The current NHS waiting time to get an appointment with a health professional can be up to 18 weeks. It has been proven that waiting a lengthened time to get access to mental health services can be detrimental to mental health. Yet little is being done to improve these waiting times and progress is not being made fast enough to cope with the growing mental health crisis. Something needs to happen so that children and young people are not being left to suffer. Too many lives are lost and change needs to start now.
Warning: This blog contains information on suicide, self-harm and other distressing topics.
The amount of people who report mental health problems is on the rise. Not just for adults by also for children. Following on from the pandemic, this means that an additional 500,000 young people may need support from mental health services. With July 2021, seeing the highest recorded number of young people in contact with mental health services. This is putting pressure on an already underfunded and exhausted system, increasing waiting times, which is making access to mental health services more difficult.
NHS waiting times
Since Covid-19, the NHS has struggled with getting people appointments and many have been stuck on waiting lists. Unfortunately, access to mental health services has also been affected. Currently, the average NHS waiting times for mental health appointments is 9 weeks, although this varies in different counties, it can be much longer. In Hampshire for example, this extends to 18 weeks on average.
Currently, 1.6 million people are on the waiting list to receive mental health services. Worryingly, a further 8 million cannot even get on the waiting list as they are not deemed unwell enough. This figure involves people suffering from a range of mental health problems including those who have self-harmed or had suicidal thoughts. People who need access to mental health services. Over 9 million people have asked for help, only 1.6 million have been offered the help and those people have been told they have to wait an average of 2 months to receive it.
Information for Children and Young people’s mental health services is similar. Data showed that before the pandemic 34% of children had their referral closed before they got treatment and 33% were still on the waiting list at the end of the year. This can only have been greatened with the pandemic and the increase of children with probable mental health conditions.
Why does waiting time matter?
Longer waiting times can have a negative impact on the mental health outcomes of patients. Having early access is essential to a faster recovery and the consequences of waiting for treatment is harmful.
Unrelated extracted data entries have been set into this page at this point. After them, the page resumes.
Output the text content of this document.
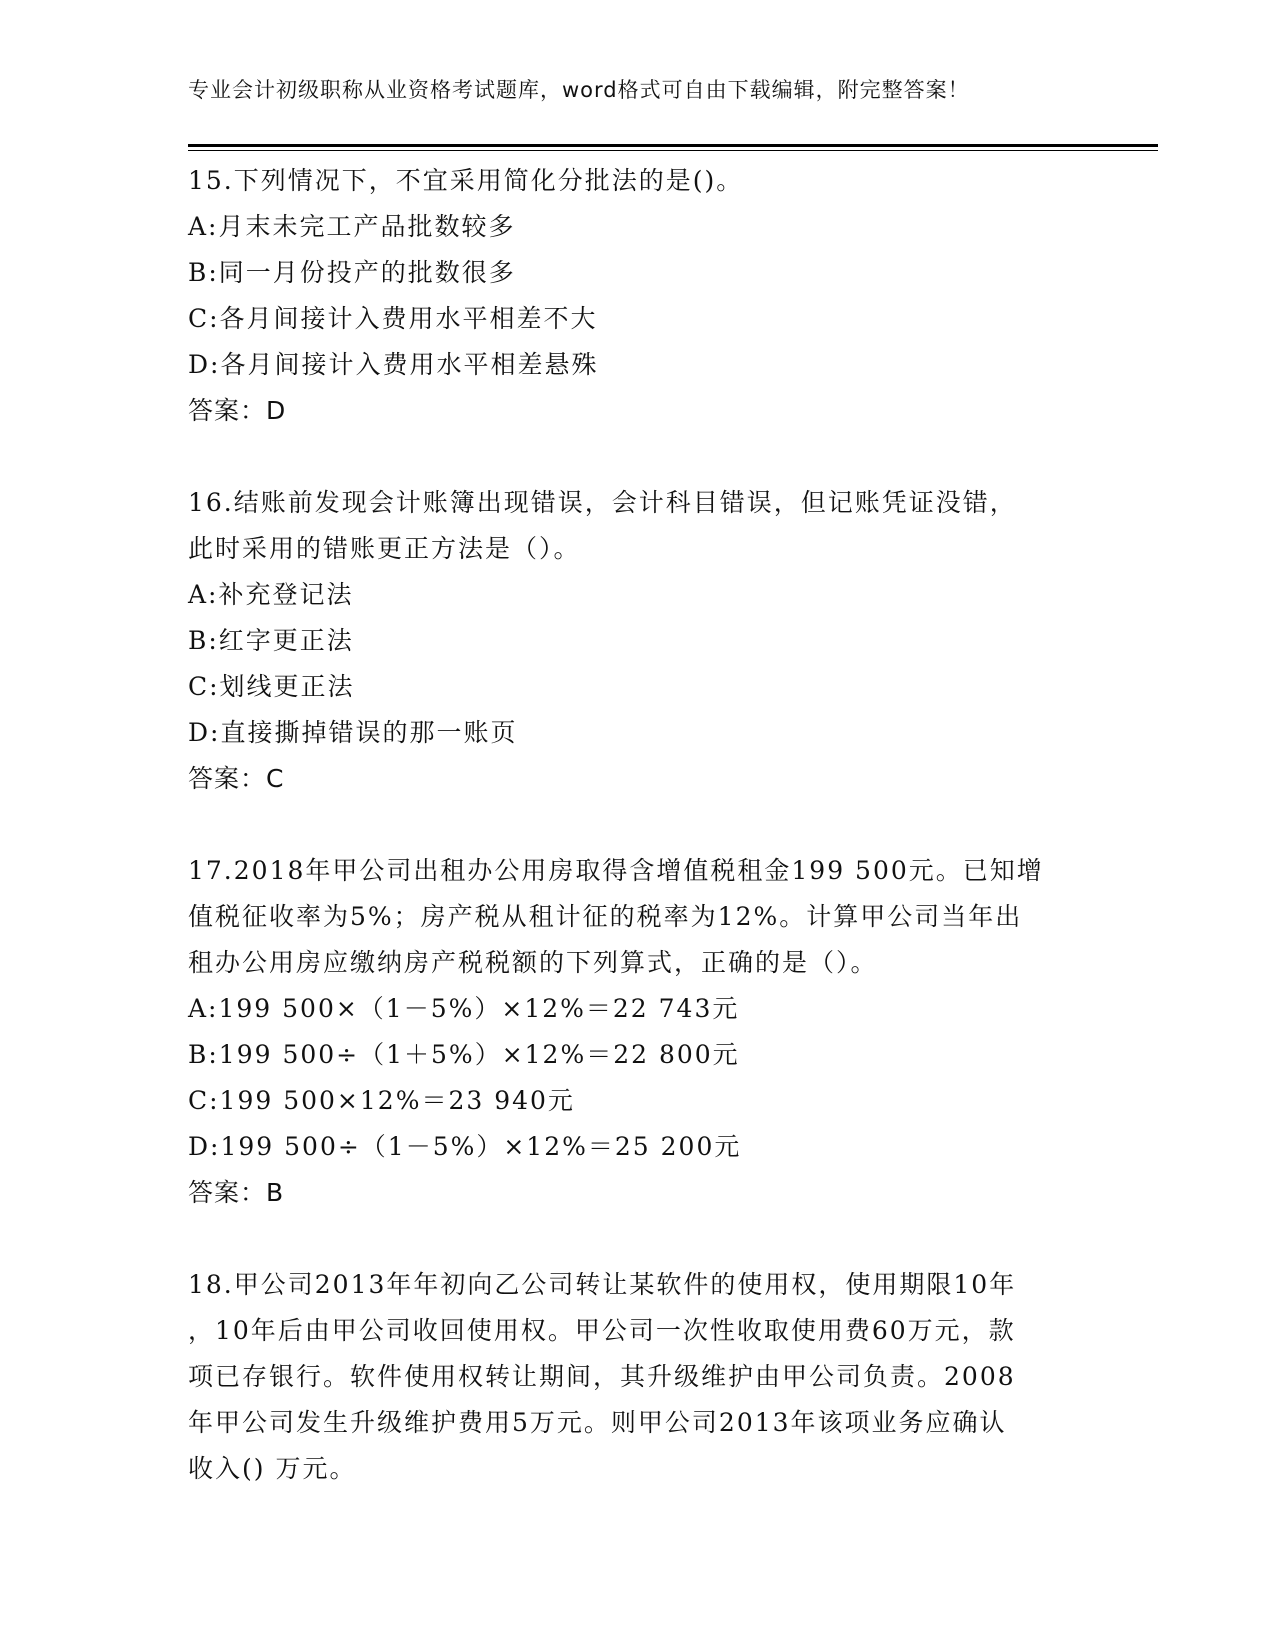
专业会计初级职称从业资格考试题库，word格式可自由下载编辑，附完整答案！
15.下列情况下，不宜采用简化分批法的是()。
A:月末未完工产品批数较多
B:同一月份投产的批数很多
C:各月间接计入费用水平相差不大
D:各月间接计入费用水平相差悬殊
答案：D
16.结账前发现会计账簿出现错误，会计科目错误，但记账凭证没错，
此时采用的错账更正方法是（）。
A:补充登记法
B:红字更正法
C:划线更正法
D:直接撕掉错误的那一账页
答案：C
17.2018年甲公司出租办公用房取得含增值税租金199 500元。已知增
值税征收率为5%；房产税从租计征的税率为12%。计算甲公司当年出
租办公用房应缴纳房产税税额的下列算式，正确的是（）。
A:199 500×（1－5%）×12%＝22 743元
B:199 500÷（1＋5%）×12%＝22 800元
C:199 500×12%＝23 940元
D:199 500÷（1－5%）×12%＝25 200元
答案：B
18.甲公司2013年年初向乙公司转让某软件的使用权，使用期限10年
，10年后由甲公司收回使用权。甲公司一次性收取使用费60万元，款
项已存银行。软件使用权转让期间，其升级维护由甲公司负责。2008
年甲公司发生升级维护费用5万元。则甲公司2013年该项业务应确认
收入() 万元。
The worsening of mental health conditions along with a greater chance of individuals disengaging with mental health services have been reported. It takes a lot to ask for help. To be told that after having the courage to ask for help you now have to wait, potentially over 2 months, or even worse you don’t need help is shocking.
Whilst with other physical conditions, the impact of waiting times can be seen more obviously, mental conditions make it more difficult to see the impact. That is until it is too late. Ultimately, waiting times and not having access to services can impact suicide and self-harm rates. Suicide is one of the leading causes of death in children and young people and there has been a rise in suicide rates in this population. It has been reported that 25% of 11–16-year-olds, and nearly 50% of 17–19-year-olds with a mental disorder have self-harmed or attempted suicide at some point in their lives.
Suicide represents the extreme end point of mental illness and therefore not having access to appropriate mental health services certainly impacts this. The costs of extreme waiting times matter; that is more time suffering and the increased risk of people taking their life.
Is any progress being made?
Mental health in the UK has been underfunded and neglected. With the pandemic, this was only exacerbated. The NHS is struggling and change needs to happen. Recently, a new proposal has been made to tackle the backlog in elective care but this failed to mention what plans are being put in place for the recovery of mental health services. A long term plan has now been set in place, which has committed to increased funding to improve and expand the services.
However, there are still questions over whether such an ambitious plan will actually be carried out. It has been suggested that this mental health plan is not enough after the decades of inaction and stark mental health inequalities embedded within UK institutions. Also, there are questions over whether change can happen quick enough. Considering the urgent need to address the current mental health crisis and prevent more suffering and loss of life.
Today 1 in 4 people will experience a mental health problem each year and 1 in 6 of those aged 6-16 have a probable mental health condition. Considering 50% of mental health problems are established by age 14, if appropriate support is not available, this can be detrimental to children’s future health. As it has already been seen 1.6 million people are waiting to access the services they need and a further 8 million cannot access the services they need. This problem is only going to become larger until real and immediate action is taken.
What has been done?
Charities have been and are currently trying to help with this. Offering essential mental health services from free help and advice, peer support, local support, helplines to counselling.
Also, charities are campaigning to bring awareness to the mental health crisis and the lack of changes within government. This amazing work is vital but it should not have to be. Having immediate access to mental health services when you need them should be available without question or wait.